I spent thousands of hours with him, most of them alone. I saw him strong and scathing, and as frail as a cat, needing help getting out of bed and going to the restroom. I saw him so weak he couldn't speak above a whisper, forced to use a bed pan, unable to remember every day details about conversations or things he had written only weeks earlier. I saw the myth people imagined, contrasted with the reality of the aging, largely demented man I saw almost daily.
I also saw moments of insight. Brilliance. I learned how to communicate. How to shoulder responsibility greater than that most people had at my age. My vocabulary grew. I learned how to live in an adult world, as a teenager. I learned from others the dedication that normal people could have, the sacrifices that they could make, in their desire to make the world a better place. I learned of all the human characteristics, those good, and those not, played out in the soap opera of his life.
I learned apologetics, how to foster belief, skirting lying, but not giving all the truth to those who followed his every word. How to twist facts to avoid uncomfortable truths.
I learned who was not the creator of Scn, but of a man who had learned how to delegate, wield a whip, place the carrot in front of people (OT), and the stick of expulsion, or eternal damnation.
I learned how myths were created, which gave me a tremendous insight to human nature and the rendition of historic events and what might have actually been the truth of those historic events.

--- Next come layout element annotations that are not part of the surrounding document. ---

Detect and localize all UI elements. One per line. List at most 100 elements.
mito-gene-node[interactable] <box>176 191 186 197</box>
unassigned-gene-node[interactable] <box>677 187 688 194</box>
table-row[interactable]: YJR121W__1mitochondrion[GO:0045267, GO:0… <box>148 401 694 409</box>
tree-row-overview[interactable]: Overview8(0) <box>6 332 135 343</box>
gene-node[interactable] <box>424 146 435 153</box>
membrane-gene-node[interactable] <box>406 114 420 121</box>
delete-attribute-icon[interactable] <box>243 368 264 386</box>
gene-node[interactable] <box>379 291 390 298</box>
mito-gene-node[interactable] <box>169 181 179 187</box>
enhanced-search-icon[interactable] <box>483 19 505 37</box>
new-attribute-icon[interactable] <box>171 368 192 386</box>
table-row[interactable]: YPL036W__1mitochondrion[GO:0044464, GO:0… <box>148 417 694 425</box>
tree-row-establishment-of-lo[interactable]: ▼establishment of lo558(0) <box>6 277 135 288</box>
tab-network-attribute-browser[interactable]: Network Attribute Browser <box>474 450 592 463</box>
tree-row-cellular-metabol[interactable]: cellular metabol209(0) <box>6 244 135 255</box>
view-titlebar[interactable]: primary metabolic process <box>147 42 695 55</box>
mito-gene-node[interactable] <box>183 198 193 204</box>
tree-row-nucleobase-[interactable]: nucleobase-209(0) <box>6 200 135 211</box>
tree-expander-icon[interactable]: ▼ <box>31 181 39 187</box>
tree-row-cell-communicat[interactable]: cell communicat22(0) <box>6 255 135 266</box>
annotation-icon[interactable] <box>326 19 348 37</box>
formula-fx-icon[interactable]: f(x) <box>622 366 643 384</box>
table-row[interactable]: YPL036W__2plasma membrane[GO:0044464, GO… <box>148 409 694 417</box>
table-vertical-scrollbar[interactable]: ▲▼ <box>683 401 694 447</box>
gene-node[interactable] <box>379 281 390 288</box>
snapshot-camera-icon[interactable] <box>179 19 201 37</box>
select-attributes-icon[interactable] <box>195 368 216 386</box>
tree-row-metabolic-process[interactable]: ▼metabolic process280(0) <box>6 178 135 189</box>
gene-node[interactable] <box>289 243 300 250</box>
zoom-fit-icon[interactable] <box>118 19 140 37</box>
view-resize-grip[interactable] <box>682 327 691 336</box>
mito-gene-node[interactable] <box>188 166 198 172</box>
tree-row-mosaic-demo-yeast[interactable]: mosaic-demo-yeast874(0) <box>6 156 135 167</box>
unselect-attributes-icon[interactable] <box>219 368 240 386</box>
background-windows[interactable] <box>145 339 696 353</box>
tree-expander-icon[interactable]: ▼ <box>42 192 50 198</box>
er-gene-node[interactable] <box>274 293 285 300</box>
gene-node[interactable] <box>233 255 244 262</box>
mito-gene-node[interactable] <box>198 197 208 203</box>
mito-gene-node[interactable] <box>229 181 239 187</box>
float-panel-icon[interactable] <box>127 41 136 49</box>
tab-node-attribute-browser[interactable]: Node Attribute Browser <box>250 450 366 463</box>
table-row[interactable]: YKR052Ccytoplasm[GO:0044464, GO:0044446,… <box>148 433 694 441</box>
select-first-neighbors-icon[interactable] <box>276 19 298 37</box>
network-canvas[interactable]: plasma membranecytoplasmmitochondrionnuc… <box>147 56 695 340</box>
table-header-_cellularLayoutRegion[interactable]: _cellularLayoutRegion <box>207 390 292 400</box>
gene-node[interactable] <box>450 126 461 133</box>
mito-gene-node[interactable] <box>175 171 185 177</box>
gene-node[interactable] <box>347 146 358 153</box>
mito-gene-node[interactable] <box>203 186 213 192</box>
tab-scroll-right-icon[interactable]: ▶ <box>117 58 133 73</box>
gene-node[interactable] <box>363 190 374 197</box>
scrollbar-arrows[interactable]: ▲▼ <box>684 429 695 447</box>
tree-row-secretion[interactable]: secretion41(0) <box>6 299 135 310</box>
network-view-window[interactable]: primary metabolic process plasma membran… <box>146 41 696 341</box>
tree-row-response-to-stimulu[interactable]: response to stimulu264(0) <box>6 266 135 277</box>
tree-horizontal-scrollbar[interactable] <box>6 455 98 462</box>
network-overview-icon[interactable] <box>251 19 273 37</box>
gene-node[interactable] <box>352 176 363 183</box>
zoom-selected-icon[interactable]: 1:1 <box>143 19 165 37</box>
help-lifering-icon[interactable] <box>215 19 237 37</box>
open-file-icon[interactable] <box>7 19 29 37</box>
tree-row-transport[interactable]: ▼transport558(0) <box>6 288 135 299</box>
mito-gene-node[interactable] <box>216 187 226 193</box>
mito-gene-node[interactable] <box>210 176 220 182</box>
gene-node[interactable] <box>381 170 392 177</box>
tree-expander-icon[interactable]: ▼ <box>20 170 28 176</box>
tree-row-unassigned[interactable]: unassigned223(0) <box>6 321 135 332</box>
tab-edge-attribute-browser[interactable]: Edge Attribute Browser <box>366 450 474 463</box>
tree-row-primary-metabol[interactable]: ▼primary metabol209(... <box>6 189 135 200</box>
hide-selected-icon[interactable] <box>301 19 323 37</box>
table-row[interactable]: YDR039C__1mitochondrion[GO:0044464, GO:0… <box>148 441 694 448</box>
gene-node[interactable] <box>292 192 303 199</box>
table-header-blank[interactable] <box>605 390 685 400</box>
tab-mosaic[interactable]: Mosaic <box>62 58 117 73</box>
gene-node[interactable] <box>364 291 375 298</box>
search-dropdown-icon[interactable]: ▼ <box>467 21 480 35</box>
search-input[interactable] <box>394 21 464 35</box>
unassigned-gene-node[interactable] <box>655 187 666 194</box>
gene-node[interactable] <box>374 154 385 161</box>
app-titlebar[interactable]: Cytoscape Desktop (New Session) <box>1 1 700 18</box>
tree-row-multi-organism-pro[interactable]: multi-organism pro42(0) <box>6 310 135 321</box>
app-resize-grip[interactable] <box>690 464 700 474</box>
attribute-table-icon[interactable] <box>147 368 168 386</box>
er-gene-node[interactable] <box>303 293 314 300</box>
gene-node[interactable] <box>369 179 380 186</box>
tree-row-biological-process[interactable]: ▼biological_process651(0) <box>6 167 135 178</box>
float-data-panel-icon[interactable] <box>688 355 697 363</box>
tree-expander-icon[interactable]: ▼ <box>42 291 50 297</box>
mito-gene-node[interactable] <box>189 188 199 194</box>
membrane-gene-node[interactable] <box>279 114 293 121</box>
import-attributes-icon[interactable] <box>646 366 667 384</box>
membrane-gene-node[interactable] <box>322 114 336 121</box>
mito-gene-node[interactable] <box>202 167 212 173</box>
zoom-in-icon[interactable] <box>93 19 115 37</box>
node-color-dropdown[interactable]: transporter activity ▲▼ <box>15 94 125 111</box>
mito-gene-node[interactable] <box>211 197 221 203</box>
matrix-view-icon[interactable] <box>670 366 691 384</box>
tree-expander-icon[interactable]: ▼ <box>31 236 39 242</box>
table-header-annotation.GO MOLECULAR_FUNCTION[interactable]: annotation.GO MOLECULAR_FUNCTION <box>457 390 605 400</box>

I saw selflessness, a true inspiration to me, of those around him.
I saw children with adult like determination, who gladly donated their childhood. And I saw other children crying, shells of what a child should be, craving attention from their parents who couldn't be with them because they were busy trying to save the world.

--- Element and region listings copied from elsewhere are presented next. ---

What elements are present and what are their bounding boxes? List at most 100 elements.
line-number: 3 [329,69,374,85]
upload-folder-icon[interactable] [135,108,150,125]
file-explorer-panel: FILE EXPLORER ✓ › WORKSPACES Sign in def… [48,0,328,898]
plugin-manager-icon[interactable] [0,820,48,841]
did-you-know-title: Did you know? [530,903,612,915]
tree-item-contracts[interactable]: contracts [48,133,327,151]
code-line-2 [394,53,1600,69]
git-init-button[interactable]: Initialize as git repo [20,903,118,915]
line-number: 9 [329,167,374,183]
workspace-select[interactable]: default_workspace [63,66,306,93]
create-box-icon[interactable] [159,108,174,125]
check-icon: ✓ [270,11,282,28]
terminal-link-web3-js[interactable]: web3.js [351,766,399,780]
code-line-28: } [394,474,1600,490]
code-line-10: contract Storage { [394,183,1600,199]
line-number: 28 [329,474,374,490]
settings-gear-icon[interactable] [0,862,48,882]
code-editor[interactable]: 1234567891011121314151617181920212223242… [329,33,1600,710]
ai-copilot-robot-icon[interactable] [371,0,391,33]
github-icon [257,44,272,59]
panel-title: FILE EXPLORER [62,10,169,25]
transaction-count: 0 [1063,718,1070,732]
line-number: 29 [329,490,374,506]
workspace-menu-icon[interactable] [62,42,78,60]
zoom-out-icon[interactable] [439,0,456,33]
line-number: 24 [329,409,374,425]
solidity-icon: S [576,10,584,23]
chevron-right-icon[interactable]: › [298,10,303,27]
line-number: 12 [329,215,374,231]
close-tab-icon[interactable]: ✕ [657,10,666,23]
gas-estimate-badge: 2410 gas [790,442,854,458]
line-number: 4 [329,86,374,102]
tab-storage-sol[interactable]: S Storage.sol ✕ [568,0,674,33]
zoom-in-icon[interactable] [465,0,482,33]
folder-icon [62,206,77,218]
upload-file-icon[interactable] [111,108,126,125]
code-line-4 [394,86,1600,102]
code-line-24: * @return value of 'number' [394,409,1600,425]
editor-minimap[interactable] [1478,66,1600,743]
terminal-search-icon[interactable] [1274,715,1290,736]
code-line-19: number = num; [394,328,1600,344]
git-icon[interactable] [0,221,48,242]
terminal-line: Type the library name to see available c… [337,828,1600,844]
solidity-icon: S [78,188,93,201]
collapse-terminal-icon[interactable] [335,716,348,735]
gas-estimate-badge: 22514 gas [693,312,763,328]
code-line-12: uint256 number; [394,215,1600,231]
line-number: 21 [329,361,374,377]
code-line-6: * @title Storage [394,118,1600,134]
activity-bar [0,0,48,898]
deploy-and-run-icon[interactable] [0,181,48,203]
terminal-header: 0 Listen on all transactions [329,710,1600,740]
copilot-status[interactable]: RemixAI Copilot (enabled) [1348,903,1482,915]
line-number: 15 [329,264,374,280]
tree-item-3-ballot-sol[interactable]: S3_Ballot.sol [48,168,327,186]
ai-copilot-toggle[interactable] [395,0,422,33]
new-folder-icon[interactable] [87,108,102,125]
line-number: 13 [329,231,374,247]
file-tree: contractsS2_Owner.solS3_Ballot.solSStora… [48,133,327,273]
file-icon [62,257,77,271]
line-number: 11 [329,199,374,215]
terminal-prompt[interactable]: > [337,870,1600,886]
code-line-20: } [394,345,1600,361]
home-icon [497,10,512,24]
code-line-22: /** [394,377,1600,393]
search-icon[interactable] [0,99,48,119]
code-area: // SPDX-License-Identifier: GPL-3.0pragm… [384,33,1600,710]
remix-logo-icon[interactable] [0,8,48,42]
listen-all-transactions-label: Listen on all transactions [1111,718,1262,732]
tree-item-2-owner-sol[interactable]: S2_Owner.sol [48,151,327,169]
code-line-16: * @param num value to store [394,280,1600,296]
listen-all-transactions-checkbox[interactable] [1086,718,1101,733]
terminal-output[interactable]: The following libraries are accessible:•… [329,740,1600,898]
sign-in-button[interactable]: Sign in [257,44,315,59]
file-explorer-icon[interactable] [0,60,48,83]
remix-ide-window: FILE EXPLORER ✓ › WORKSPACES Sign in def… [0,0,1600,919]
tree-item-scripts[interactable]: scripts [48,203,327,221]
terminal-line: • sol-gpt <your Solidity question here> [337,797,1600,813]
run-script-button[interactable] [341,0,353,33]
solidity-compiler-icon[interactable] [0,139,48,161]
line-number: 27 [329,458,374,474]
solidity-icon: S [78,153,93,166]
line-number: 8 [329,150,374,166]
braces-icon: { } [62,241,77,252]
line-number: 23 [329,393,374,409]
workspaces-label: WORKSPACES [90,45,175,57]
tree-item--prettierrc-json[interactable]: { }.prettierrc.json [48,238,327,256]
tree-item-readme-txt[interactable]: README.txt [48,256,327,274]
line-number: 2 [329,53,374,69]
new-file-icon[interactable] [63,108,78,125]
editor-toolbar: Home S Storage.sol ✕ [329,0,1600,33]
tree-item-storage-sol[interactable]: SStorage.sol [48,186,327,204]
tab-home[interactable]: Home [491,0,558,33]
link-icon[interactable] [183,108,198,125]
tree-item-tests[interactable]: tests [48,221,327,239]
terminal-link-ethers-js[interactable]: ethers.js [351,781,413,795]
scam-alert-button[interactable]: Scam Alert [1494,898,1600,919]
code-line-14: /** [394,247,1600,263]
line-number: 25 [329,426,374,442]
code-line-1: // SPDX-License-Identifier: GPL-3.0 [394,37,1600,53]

I felt comradry. The bliss of being in a unit striving to make a difference. While blinded for years that the goal didn't mesh with the reality. Is this, I wondered, how the followers of Hitler might have been blinded to, or justify the heinous actions of their group? How could children disconnect from their parents who had raised them? How could a husband watch a wife in rags in the RPF? Tolerate weekly time with their children measured in minutes?
I learned the definition of the blind following the blind.
I understood how it was that people, and whole groups, could use the end to justify the means, whatever harm might be caused by the means.
I learned what it was to be human. To live life in the now.
Now, as I've spoken outside of this forum to a few who were in the trenches with me, I feel like a survivor of Aushwitz, or one of the few surviving soldiers of an epic battle, knowing, as we look at one another, that there is truly no way to communicate to those who were not there exactly what we experienced.
And most of all, I learned to hold up every philosophy, every tenet, polictics, every conclusion, to the cold, clear light of unbiased reason, rather than blind faith.
I saw the aged die, for lack of medical care. The elite of Scn with teeth rotting in their mouths for lack of money to receive dental care. I saw people gap toothed but smiling, proud of yanking their own teeth.
I saw the frailty of those who had dedicated their lives to a false dream reach the realization that the dream was false, but they could not extricate themselves, for they had nothing. No social security. No resume. No health insurance. Lives that were largely unimaginable to the vast majority of people outside the church.
I saw modern slavery.
It is difficult to try to explain the emotions that I still experience as I recall these things.